Like many who participate in the Alaska Run for Women, Charlotte has many friends, colleagues and family members who have battled breast cancer. “It is inspiring to see the growth of this event, made possible only by the many volunteers who participate, and the impact as an organization the race has had broadening the awareness of breast cancer education. It has been an honor to work with so many dedicated people on the board and the race committee, and is such an uplifting experience to see all of the participants and hear some of their stories at the event.”
Kathy Wisthoff, a long-time Alaska resident and graduate of West High School and UAA, has been a member of the board since its inception. She has held board leadership roles including president, vice-president and secretary. Additionally, Kathy has chaired the merchandise committee from the beginning, and is responsible for ordering and selling all merchandise. She has recruited several dedicated family members who volunteer year after year selling merchandise at bib pick-up events and on race day. She also helps keep the website and Facebook page updated, and serves as the unofficial Run historian.

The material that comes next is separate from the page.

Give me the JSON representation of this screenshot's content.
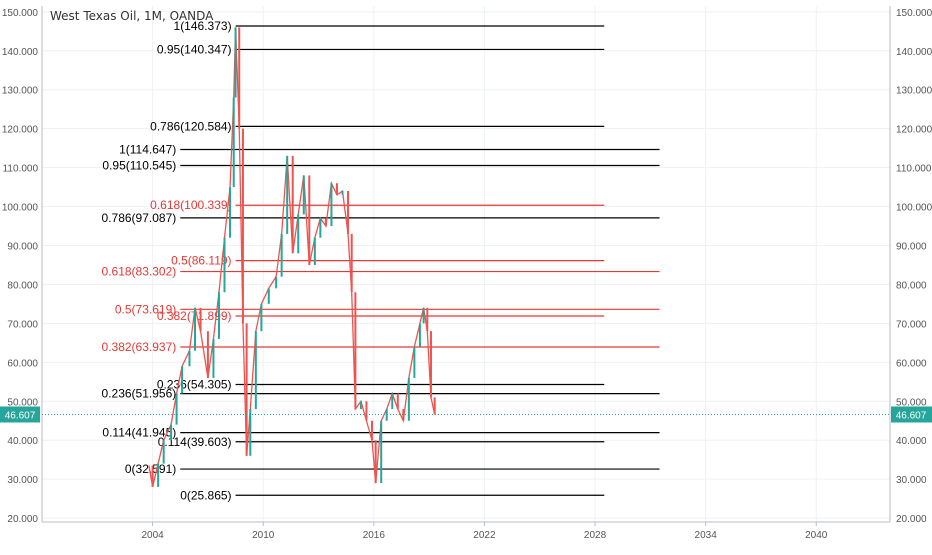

Kathy’s interest in the Alaska Run for Women started because of a family connection to breast cancer. Her mother is a 30 year survivor, and her sister Susie was diagnosed with cancer the year before the Run started. Susie lost her battle with cancer in 1996, and then Kathy’s mother-in-law passed away in 2006 after a breast cancer recurrence. Kathy developed a love of running after getting involved with the event, and has completed 3 marathons, many half marathons, and various other races. She has dedicated herself to fighting breast cancer for as long as it takes, and says that it’s been a privilege to work with so many dedicated volunteers through the years.
“My passion for this event has never wavered,” Kathy says. “I love seeing and feeling the camaraderie and community support among women every race day. We are fighting for a cure and we do this to honor those we’ve lost, and to support those who have survived. It’s an event that must be seen to be believed!”
Lisa Keller, born and raised in Anchorage, was recruited by founder Terri Pauls to race and lend her status as a top runner and triathlete in Alaska to the first Run for Women in 1993. She has placed in the Top 15 many times, taking 3rd overall in 1996. Nine years into her tenure with the Run, she was diagnosed with breast cancer, making the race an even more significant part of life. She’s the only survivor to place in the Top 15, and every year she has competed since her diagnosis she has been the first survivor across the finish line! She won the overall age-graded survivor division in 2016. Since that first year of helping Terri get the race rolling, Lisa served first as a founding board member, then she handled race timing and results for several years, and has been the chair of the awards committee from the beginning.